A year later, in 1910, Clara Zetkin, Luise Zietz, and other comrades were at the Second International Conference of Working Women in Copenhagen, proposing an International Working Women’s Day. The conference approved it, although with no fixed date, under the slogan “The vote for women will unite our strength in the struggle for socialism”. The vision came to life, and on 19 March 1911, the day was officially marked in Europe for the first time – Germany, Austria, Switzerland, and Denmark saw over one million demonstrators take to the streets demanding the right to vote and for the end of gender discrimination in the workplace.
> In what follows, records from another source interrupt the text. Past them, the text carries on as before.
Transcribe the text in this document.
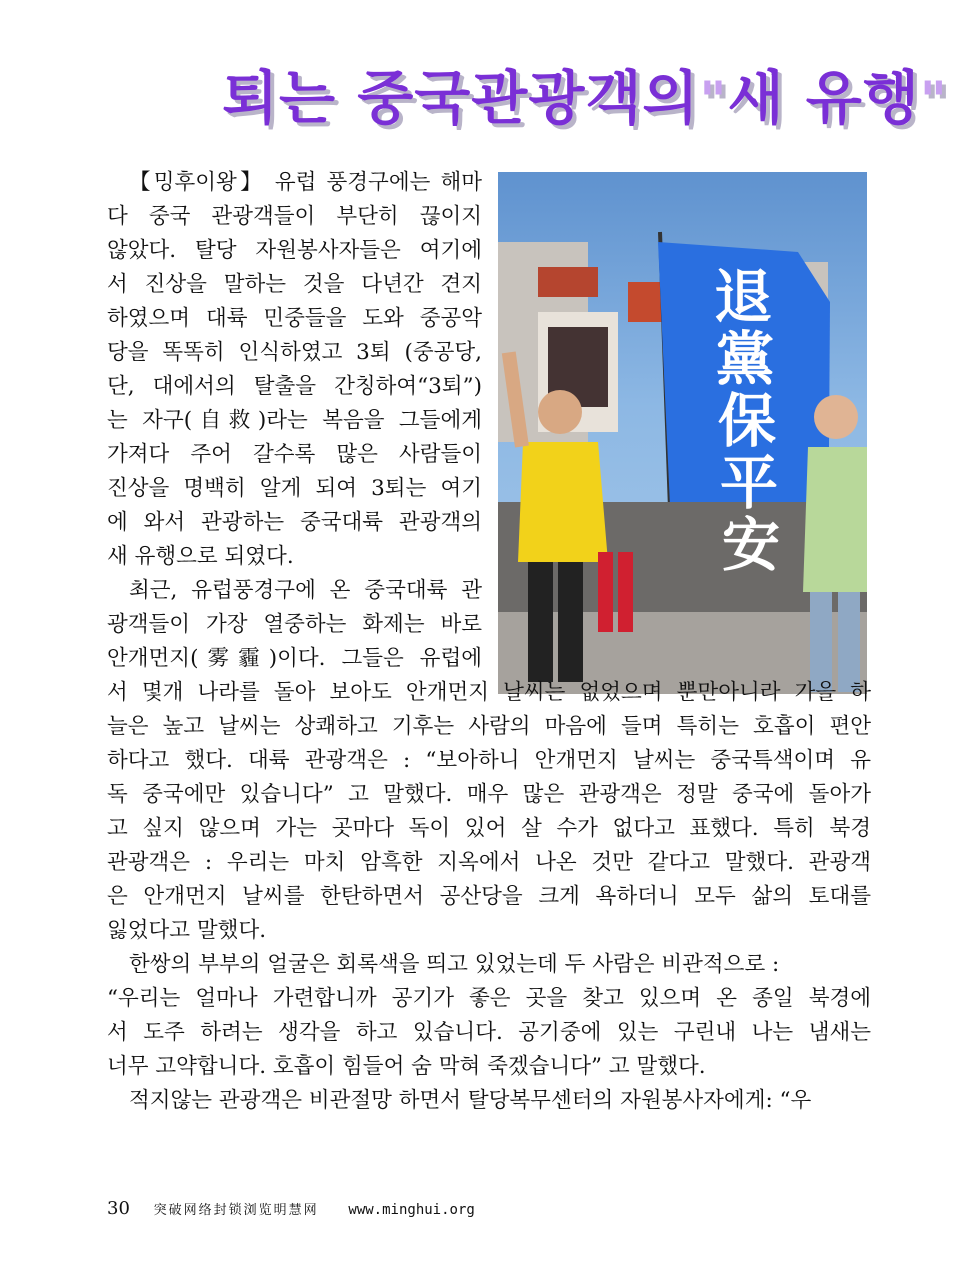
퇴는 중국관광객의"새 유행"
退
黨
保
平
安
【밍후이왕】 유럽 풍경구에는 해마
다 중국 관광객들이 부단히 끊이지
않았다. 탈당 자원봉사자들은 여기에
서 진상을 말하는 것을 다년간 견지
하였으며 대륙 민중들을 도와 중공악
당을 똑똑히 인식하였고 3퇴 (중공당,
단, 대에서의 탈출을 간칭하여“3퇴”)
는 자구(自救)라는 복음을 그들에게
가져다 주어 갈수록 많은 사람들이
진상을 명백히 알게 되여 3퇴는 여기
에 와서 관광하는 중국대륙 관광객의
새 유행으로 되였다.
최근, 유럽풍경구에 온 중국대륙 관
광객들이 가장 열중하는 화제는 바로
안개먼지(雾霾)이다. 그들은 유럽에
서 몇개 나라를 돌아 보아도 안개먼지 날씨는 없었으며 뿐만아니라 가을 하
늘은 높고 날씨는 상쾌하고 기후는 사람의 마음에 들며 특히는 호흡이 편안
하다고 했다. 대륙 관광객은 : “보아하니 안개먼지 날씨는 중국특색이며 유
독 중국에만 있습니다” 고 말했다. 매우 많은 관광객은 정말 중국에 돌아가
고 싶지 않으며 가는 곳마다 독이 있어 살 수가 없다고 표했다. 특히 북경
관광객은 : 우리는 마치 암흑한 지옥에서 나온 것만 같다고 말했다. 관광객
은 안개먼지 날씨를 한탄하면서 공산당을 크게 욕하더니 모두 삶의 토대를
잃었다고 말했다.
한쌍의 부부의 얼굴은 회록색을 띄고 있었는데 두 사람은 비관적으로 :
“우리는 얼마나 가련합니까 공기가 좋은 곳을 찾고 있으며 온 종일 북경에
서 도주 하려는 생각을 하고 있습니다. 공기중에 있는 구린내 나는 냄새는
너무 고약합니다. 호흡이 힘들어 숨 막혀 죽겠습니다” 고 말했다.
적지않는 관광객은 비관절망 하면서 탈당복무센터의 자원봉사자에게: “우
30 突破网络封锁浏览明慧网 www.minghui.org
The year 1917 is particularly important for Women*’s Day history: in Petrograd, Russia, tens of thousands of women working in textile factories led a strike starting on 8 March (23 February in the Julian calendar) and lasting several days. They demanded “bread for our children and the return of our husbands from the trenches” – or bread and peace for short, as it became known. It was the beginning of the February Revolution.
In 1975, the United Nations celebrated International Women’s Day for the first time, formally recognising 8 March as an annual date through a resolution later on, in 1977. As the UN itself says on its website, “It is a day when women are recognised for their achievements” – dropping the “Working” from its name, and successfully co-opting the date to be globally welcomed by the feminist bourgeoisie with flowers and celebrations of femininity.
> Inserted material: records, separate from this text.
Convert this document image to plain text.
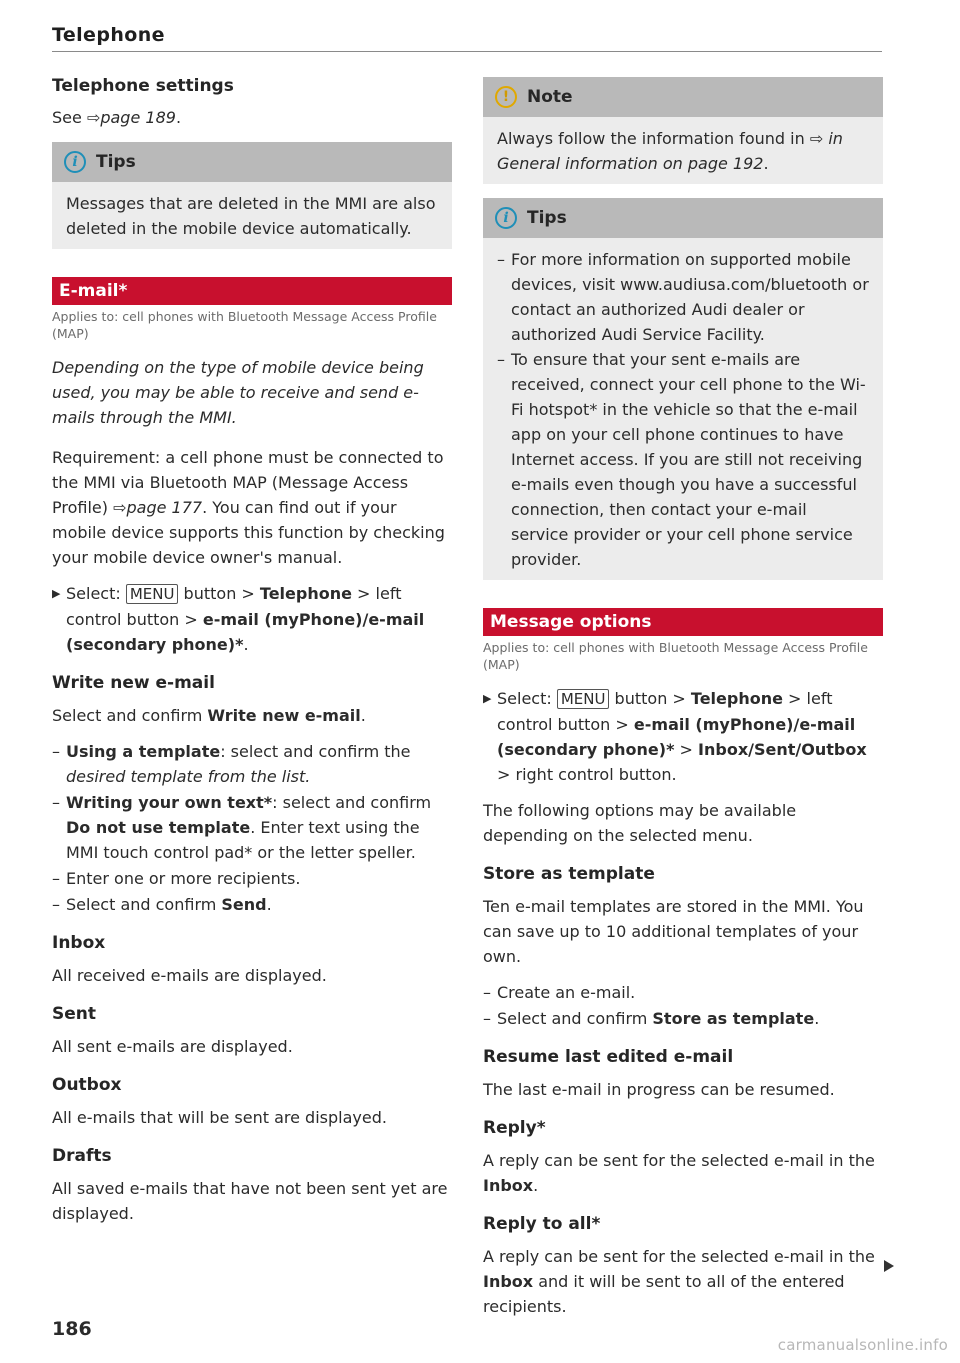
Telephone
Telephone settings

See ⇨page 189.

i	Tips

Messages that are deleted in the MMI are also deleted in the mobile device automatically.

E-mail*

Applies to: cell phones with Bluetooth Message Access Profile (MAP)

Depending on the type of mobile device being used, you may be able to receive and send e-mails through the MMI.

Requirement: a cell phone must be connected to the MMI via Bluetooth MAP (Message Access Profile) ⇨page 177. You can find out if your mobile device supports this function by checking your mobile device owner's manual.

▶ Select: MENU button > Telephone > left control button > e-mail (myPhone)/e-mail (secondary phone)*.
Write new e-mail

Select and confirm Write new e-mail.

– Using a template: select and confirm the desired template from the list.
– Writing your own text*: select and confirm Do not use template. Enter text using the MMI touch control pad* or the letter speller.
– Enter one or more recipients.
– Select and confirm Send.
Inbox

All received e-mails are displayed.

Sent

All sent e-mails are displayed.

Outbox

All e-mails that will be sent are displayed.

Drafts

All saved e-mails that have not been sent yet are displayed.

!	Note

Always follow the information found in ⇨ in General information on page 192.

i	Tips
– For more information on supported mobile devices, visit www.audiusa.com/bluetooth or contact an authorized Audi dealer or authorized Audi Service Facility.
– To ensure that your sent e-mails are received, connect your cell phone to the Wi-Fi hotspot* in the vehicle so that the e-mail app on your cell phone continues to have Internet access. If you are still not receiving e-mails even though you have a successful connection, then contact your e-mail service provider or your cell phone service provider.
Message options

Applies to: cell phones with Bluetooth Message Access Profile (MAP)

▶ Select: MENU button > Telephone > left control button > e-mail (myPhone)/e-mail (secondary phone)* > Inbox/Sent/Outbox > right control button.

The following options may be available depending on the selected menu.

Store as template

Ten e-mail templates are stored in the MMI. You can save up to 10 additional templates of your own.

– Create an e-mail.
– Select and confirm Store as template.
Resume last edited e-mail

The last e-mail in progress can be resumed.

Reply*

A reply can be sent for the selected e-mail in the Inbox.

Reply to all*

A reply can be sent for the selected e-mail in the Inbox and it will be sent to all of the entered recipients.

186
carmanualsonline.info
However, not all is lost when it comes to grassroots transnational processes: since 2017, feminist groups, first in Argentina, then expanding elsewhere (with highlights to other Latin American countries, Poland and the Spanish State), organised around the idea of an International Women’s Strike (IWS), with clear anti-capitalist demands and achieving impressive global coordination, under the slogan “if women stop, the world stops”. Besides recentering the strike as a tool, it also reappropriated it and went beyond the classic sense of strike, to connect productive and reproductive labour. Because a large number of women work in precarious conditions, unable to exercise the right to strike, and because a lot of the work carried by women doesn’t stop at the labour market, but extends to the home, the feminist strike proposed four axes: labour strike, student strike, consumer strike, and care strike.
Even if, in recent years, the concept of a feminist strike has lost some of its steam, reproductive labour and care work have been on the feminist agenda, highlighting the need for a feminism for the 99%. This year and all years, 8 March shouldn’t be about gifting roses to the women* in your life — even if they’re for Clara Zetkin — but rather about fighting for the end of exploitation of everyone involved in the supply chain for those roses to reach you, as well as those cleaning the petals off the dining table the next day.